Ishida H, Yang G, Harada N, Hastings R L, Castle B E, Kastelein R, Miyajima A, Howard M
DNAX Research Institute of Molecular and Cellular Biology, Incorporated, Palo Alto, California 94304.
Cell Immunol. 1991 Aug;136(1):142-54. doi: 10.1016/0008-8749(91)90389-s.
Anti-receptor antibodies have previously been used in two cytokine systems (IL-1 and TNF alpha) to identify the existence of different cytokine receptors on different cell types. In this study, we have similarly used two approaches to evaluate whether IL-4 receptors on different cell types are identical, or whether more than one species of IL-4 receptor exists.
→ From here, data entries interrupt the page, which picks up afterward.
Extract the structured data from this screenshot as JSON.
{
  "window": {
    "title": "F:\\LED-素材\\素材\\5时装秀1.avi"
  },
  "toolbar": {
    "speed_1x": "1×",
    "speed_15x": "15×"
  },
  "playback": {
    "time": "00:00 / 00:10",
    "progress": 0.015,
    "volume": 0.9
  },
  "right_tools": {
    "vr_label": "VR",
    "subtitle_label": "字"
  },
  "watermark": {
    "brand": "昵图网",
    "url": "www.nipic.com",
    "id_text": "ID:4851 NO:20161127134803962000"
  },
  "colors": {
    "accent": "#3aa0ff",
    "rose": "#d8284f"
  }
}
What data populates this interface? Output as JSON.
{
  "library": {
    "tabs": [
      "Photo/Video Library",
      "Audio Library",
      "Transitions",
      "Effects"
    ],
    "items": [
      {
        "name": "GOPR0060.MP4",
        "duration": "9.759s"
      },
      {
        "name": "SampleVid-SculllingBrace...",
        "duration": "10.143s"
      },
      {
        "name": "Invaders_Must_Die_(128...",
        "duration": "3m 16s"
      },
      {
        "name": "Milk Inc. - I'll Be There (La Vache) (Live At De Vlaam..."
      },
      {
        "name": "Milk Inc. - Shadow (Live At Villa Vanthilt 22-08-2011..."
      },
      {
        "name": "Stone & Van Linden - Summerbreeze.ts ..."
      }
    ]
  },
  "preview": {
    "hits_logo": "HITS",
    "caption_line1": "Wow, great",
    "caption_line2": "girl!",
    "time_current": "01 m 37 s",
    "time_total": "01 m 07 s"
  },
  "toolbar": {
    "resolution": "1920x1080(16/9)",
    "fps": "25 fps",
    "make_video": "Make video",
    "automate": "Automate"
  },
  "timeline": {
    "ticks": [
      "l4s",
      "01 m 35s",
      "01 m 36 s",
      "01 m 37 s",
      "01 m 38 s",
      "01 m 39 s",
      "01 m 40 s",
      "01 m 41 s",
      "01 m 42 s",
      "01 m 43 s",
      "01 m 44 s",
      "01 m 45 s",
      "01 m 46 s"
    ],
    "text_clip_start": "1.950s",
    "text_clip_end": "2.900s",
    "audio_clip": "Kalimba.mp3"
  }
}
The first approach involved production of monoclonal antibodies specific for the IL-4 receptor expressed by the murine mast cell line, MC/9. Six anti-IL-4 receptor monoclonal antibodies were produced against the purified soluble extracellular domain of the recombinant IL-4 receptor derived from MC/9 cells. These antibodies were capable of binding to and specifically immunoprecipitating the soluble extracellular domain of the recombinant mast cell IL-4 receptor. Following biotinylation of the antibodies and addition of phycoerythrin-streptavidin, their binding to cell associated IL-4 receptors on MC/9 mast cells could be readily visualized by immunofluorescence. Using this approach, the anti-mast cell IL-4R antibodies were found to specifically bind IL-4 receptors expressed on a variety of other murine cell types, including T cells, B cells, macrophages, fibroblasts, and L cells. The antibodies did not bind to two human cell lines known to bind human but not murine IL-4. The intensity of staining was directly related to the number of IL-4 binding sites identified previously by receptor-ligand equilibrium binding analyses. As a second approach to evaluating potential receptor heterogeneity, we constructed S1 nuclease protection assay probes for two separate regions of the mast cell IL-4 receptor, one located in the extracellular domain and one in the intracellular domain. Subsequent S1 analyses showed that both regions are expressed by the following types of cells: T cells, B cells, macrophages, myeloid cells, L cells, and stromal cells. The two approaches used in this study therefore indicate that the same or highly similar IL-4 receptor species is expressed by a wide variety of hemopoietic and nonhemopoietic cells. Since the anti-IL-4 receptor antibodies produced in this study did not block binding of IL-4 to its receptor, we cannot exclude the possible existence of a second type of IL-4R coexpressed on the cells tested in this study, or expressed uniquely by other cell types that were not investigated.
抗受体抗体先前已用于两种细胞因子系统(白细胞介素-1和肿瘤坏死因子α),以确定不同细胞类型上不同细胞因子受体的存在。在本研究中,我们同样采用了两种方法来评估不同细胞类型上的白细胞介素-4受体是否相同,或者是否存在不止一种类型的白细胞介素-4受体。第一种方法涉及制备针对小鼠肥大细胞系MC/9表达的白细胞介素-4受体的单克隆抗体。针对源自MC/9细胞的重组白细胞介素-4受体的纯化可溶性细胞外结构域制备了六种抗白细胞介素-4受体单克隆抗体。这些抗体能够结合并特异性免疫沉淀重组肥大细胞白细胞介素-4受体的可溶性细胞外结构域。在抗体进行生物素化并添加藻红蛋白-链霉亲和素后,它们与MC/9肥大细胞上细胞相关白细胞介素-4受体的结合可通过免疫荧光轻松观察到。使用这种方法,发现抗肥大细胞白细胞介素-4R抗体特异性结合多种其他小鼠细胞类型上表达的白细胞介素-4受体,包括T细胞、B细胞、巨噬细胞、成纤维细胞和L细胞。这些抗体不与已知能结合人而非小鼠白细胞介素-4的两种人细胞系结合。染色强度与先前通过受体-配体平衡结合分析确定的白细胞介素-4结合位点数量直接相关。作为评估潜在受体异质性的第二种方法,我们构建了针对肥大细胞白细胞介素-4受体两个不同区域的S1核酸酶保护分析探针,一个位于细胞外结构域,一个位于细胞内结构域。随后的S1分析表明,这两个区域在以下细胞类型中均有表达:T细胞、B细胞、巨噬细胞、髓细胞、L细胞和基质细胞。因此,本研究中使用的两种方法表明,多种造血和非造血细胞表达相同或高度相似的白细胞介素-4受体类型。由于本研究中产生的抗白细胞介素-4受体抗体并未阻断白细胞介素-4与其受体的结合,我们不能排除在本研究测试的细胞上共表达的第二种类型白细胞介素-4受体的可能存在,或者未研究的其他细胞类型独特表达的白细胞介素-4受体的可能存在。